The line between heaven and earth blurred for awhile at DC Christian Reformed Church this past Sunday afternoon: poet Rod Jellema, painter and sculptor Lori Dykstra, and jazz musician David Jellema choreographed a Celebration of the Arts.
David grew up in our church and now lives in Austin Texas where he plays in a jazz band on Riverwalk. He was in the DC metro area for a four-gig weekend including a book party for his father at The Writer’s Center in Bethesda. David had graced the worship service that morning, accompanying congregational singing with cornet, recorder and clarinet and going all-out creative for the offertory, “Because He Lives,” in an improvisational duet with Katie Roelofs on piano. For those who stayed after lunch, David mused merrily, opening peepholes to the conversation and community that forms and is formed by jazz. He demonstrated two contrasting moods by improvising and embellishing the Happy Birthday song two new ways, one raucous, the other bluesy.
Rod Jellema, pictured here signing his collection of poems titled Incarnality, taught at University of Maryland for many years and says he had a late start publishing poetry. Years fell away as he revealed the birth story of “Sisters and Daughters” and then read the freshly-phrased poem. Rod’s previous book, published in 2004, was A Slender Grace.

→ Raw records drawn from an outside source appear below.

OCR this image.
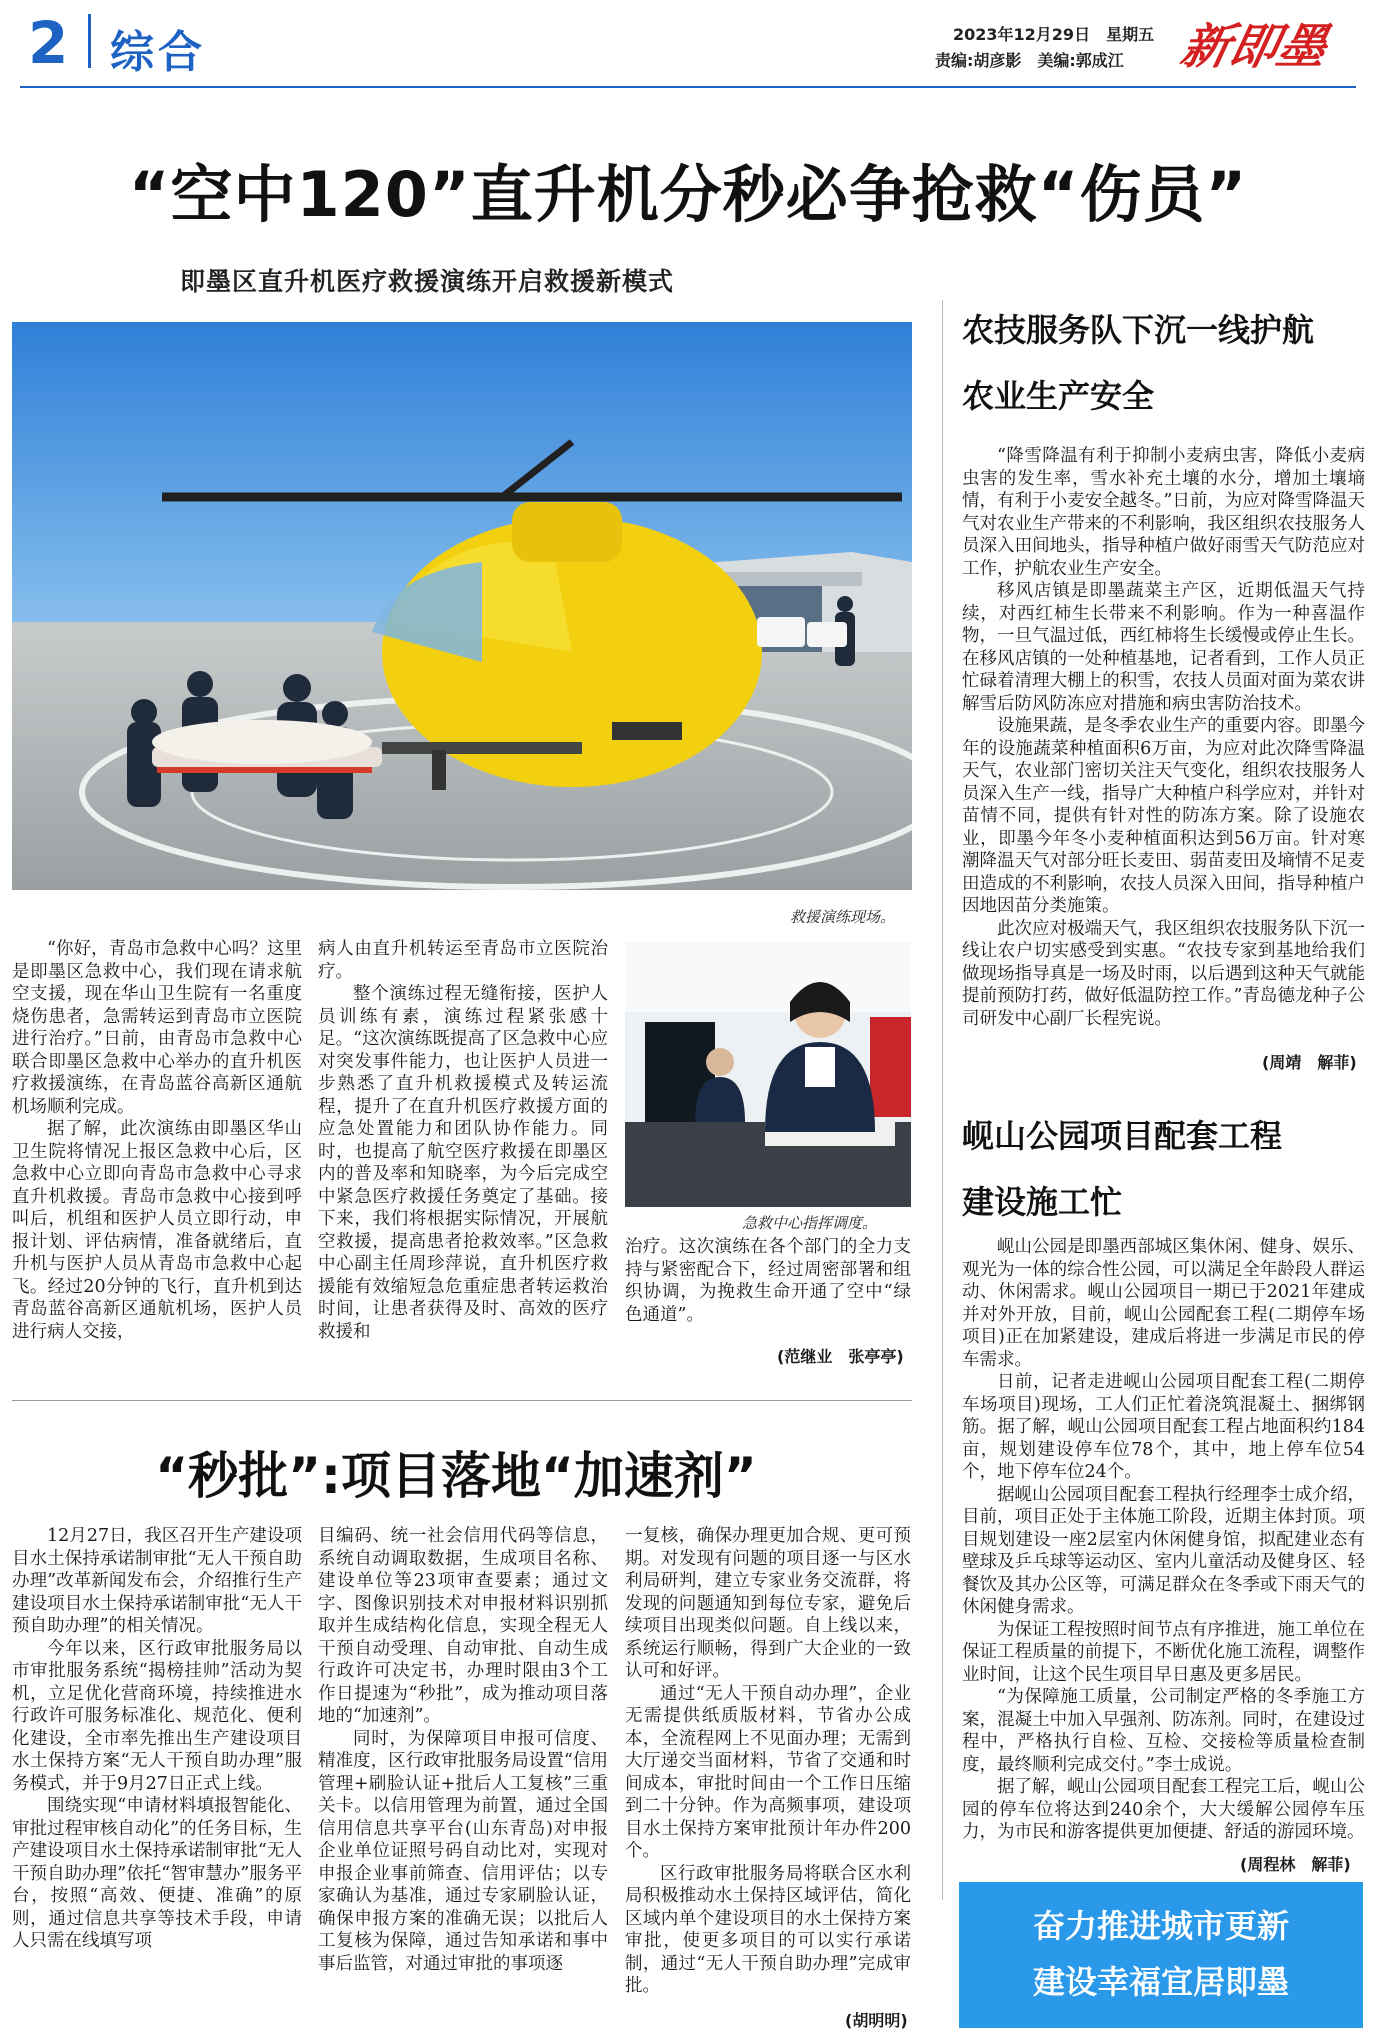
2 综合	2023年12月29日　星期五
责编:胡彦影　美编:郭成江 新即墨
“空中120”直升机分秒必争抢救“伤员”
即墨区直升机医疗救援演练开启救援新模式
救援演练现场。

“你好，青岛市急救中心吗？这里是即墨区急救中心，我们现在请求航空支援，现在华山卫生院有一名重度烧伤患者，急需转运到青岛市立医院进行治疗。”日前，由青岛市急救中心联合即墨区急救中心举办的直升机医疗救援演练，在青岛蓝谷高新区通航机场顺利完成。

据了解，此次演练由即墨区华山卫生院将情况上报区急救中心后，区急救中心立即向青岛市急救中心寻求直升机救援。青岛市急救中心接到呼叫后，机组和医护人员立即行动，申报计划、评估病情，准备就绪后，直升机与医护人员从青岛市急救中心起飞。经过20分钟的飞行，直升机到达青岛蓝谷高新区通航机场，医护人员进行病人交接，

病人由直升机转运至青岛市立医院治疗。

整个演练过程无缝衔接，医护人员训练有素，演练过程紧张感十足。“这次演练既提高了区急救中心应对突发事件能力，也让医护人员进一步熟悉了直升机救援模式及转运流程，提升了在直升机医疗救援方面的应急处置能力和团队协作能力。同时，也提高了航空医疗救援在即墨区内的普及率和知晓率，为今后完成空中紧急医疗救援任务奠定了基础。接下来，我们将根据实际情况，开展航空救援，提高患者抢救效率。”区急救中心副主任周珍萍说，直升机医疗救援能有效缩短急危重症患者转运救治时间，让患者获得及时、高效的医疗救援和

急救中心指挥调度。

治疗。这次演练在各个部门的全力支持与紧密配合下，经过周密部署和组织协调，为挽救生命开通了空中“绿色通道”。

(范继业　张亭亭)
“秒批”:项目落地“加速剂”

12月27日，我区召开生产建设项目水土保持承诺制审批“无人干预自助办理”改革新闻发布会，介绍推行生产建设项目水土保持承诺制审批“无人干预自助办理”的相关情况。

今年以来，区行政审批服务局以市审批服务系统“揭榜挂帅”活动为契机，立足优化营商环境，持续推进水行政许可服务标准化、规范化、便利化建设，全市率先推出生产建设项目水土保持方案“无人干预自助办理”服务模式，并于9月27日正式上线。

围绕实现“申请材料填报智能化、审批过程审核自动化”的任务目标，生产建设项目水土保持承诺制审批“无人干预自助办理”依托“智审慧办”服务平台，按照“高效、便捷、准确”的原则，通过信息共享等技术手段，申请人只需在线填写项

目编码、统一社会信用代码等信息，系统自动调取数据，生成项目名称、建设单位等23项审查要素；通过文字、图像识别技术对申报材料识别抓取并生成结构化信息，实现全程无人干预自动受理、自动审批、自动生成行政许可决定书，办理时限由3个工作日提速为“秒批”，成为推动项目落地的“加速剂”。

同时，为保障项目申报可信度、精准度，区行政审批服务局设置“信用管理+刷脸认证+批后人工复核”三重关卡。以信用管理为前置，通过全国信用信息共享平台(山东青岛)对申报企业单位证照号码自动比对，实现对申报企业事前筛查、信用评估；以专家确认为基准，通过专家刷脸认证，确保申报方案的准确无误；以批后人工复核为保障，通过告知承诺和事中事后监管，对通过审批的事项逐

一复核，确保办理更加合规、更可预期。对发现有问题的项目逐一与区水利局研判，建立专家业务交流群，将发现的问题通知到每位专家，避免后续项目出现类似问题。自上线以来，系统运行顺畅，得到广大企业的一致认可和好评。

通过“无人干预自动办理”，企业无需提供纸质版材料，节省办公成本，全流程网上不见面办理；无需到大厅递交当面材料，节省了交通和时间成本，审批时间由一个工作日压缩到二十分钟。作为高频事项，建设项目水土保持方案审批预计年办件200个。

区行政审批服务局将联合区水利局积极推动水土保持区域评估，简化区域内单个建设项目的水土保持方案审批，使更多项目的可以实行承诺制，通过“无人干预自助办理”完成审批。

(胡明明)
农技服务队下沉一线护航
农业生产安全

“降雪降温有利于抑制小麦病虫害，降低小麦病虫害的发生率，雪水补充土壤的水分，增加土壤墒情，有利于小麦安全越冬。”日前，为应对降雪降温天气对农业生产带来的不利影响，我区组织农技服务人员深入田间地头，指导种植户做好雨雪天气防范应对工作，护航农业生产安全。

移风店镇是即墨蔬菜主产区，近期低温天气持续，对西红柿生长带来不利影响。作为一种喜温作物，一旦气温过低，西红柿将生长缓慢或停止生长。在移风店镇的一处种植基地，记者看到，工作人员正忙碌着清理大棚上的积雪，农技人员面对面为菜农讲解雪后防风防冻应对措施和病虫害防治技术。

设施果蔬，是冬季农业生产的重要内容。即墨今年的设施蔬菜种植面积6万亩，为应对此次降雪降温天气，农业部门密切关注天气变化，组织农技服务人员深入生产一线，指导广大种植户科学应对，并针对苗情不同，提供有针对性的防冻方案。除了设施农业，即墨今年冬小麦种植面积达到56万亩。针对寒潮降温天气对部分旺长麦田、弱苗麦田及墒情不足麦田造成的不利影响，农技人员深入田间，指导种植户因地因苗分类施策。

此次应对极端天气，我区组织农技服务队下沉一线让农户切实感受到实惠。“农技专家到基地给我们做现场指导真是一场及时雨，以后遇到这种天气就能提前预防打药，做好低温防控工作。”青岛德龙种子公司研发中心副厂长程宪说。

(周靖　解菲)
岘山公园项目配套工程
建设施工忙

岘山公园是即墨西部城区集休闲、健身、娱乐、观光为一体的综合性公园，可以满足全年龄段人群运动、休闲需求。岘山公园项目一期已于2021年建成并对外开放，目前，岘山公园配套工程(二期停车场项目)正在加紧建设，建成后将进一步满足市民的停车需求。

日前，记者走进岘山公园项目配套工程(二期停车场项目)现场，工人们正忙着浇筑混凝土、捆绑钢筋。据了解，岘山公园项目配套工程占地面积约184亩，规划建设停车位78个，其中，地上停车位54个，地下停车位24个。

据岘山公园项目配套工程执行经理李士成介绍，目前，项目正处于主体施工阶段，近期主体封顶。项目规划建设一座2层室内休闲健身馆，拟配建业态有壁球及乒乓球等运动区、室内儿童活动及健身区、轻餐饮及其办公区等，可满足群众在冬季或下雨天气的休闲健身需求。

为保证工程按照时间节点有序推进，施工单位在保证工程质量的前提下，不断优化施工流程，调整作业时间，让这个民生项目早日惠及更多居民。

“为保障施工质量，公司制定严格的冬季施工方案，混凝土中加入早强剂、防冻剂。同时，在建设过程中，严格执行自检、互检、交接检等质量检查制度，最终顺利完成交付。”李士成说。

据了解，岘山公园项目配套工程完工后，岘山公园的停车位将达到240余个，大大缓解公园停车压力，为市民和游客提供更加便捷、舒适的游园环境。

(周程林　解菲)
奋力推进城市更新
建设幸福宜居即墨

Lori Youngman Dykstra–pictured here with one of her paintings, two sculptures and a modeled piece–has taught art at various levels in several states and at the Christian Academy in Japan. She has worked in a variety of media including collage and metalwork. Her alabaster sculpture titled “Ruffled” was on display for three weeks this spring at St. John’s College in Annapolis.
Lori and Rod reopened our eyes to the tangible Creation which beckons us to respond; the Creator’s signature talent blossoms in human creativity throughout every life everywhere.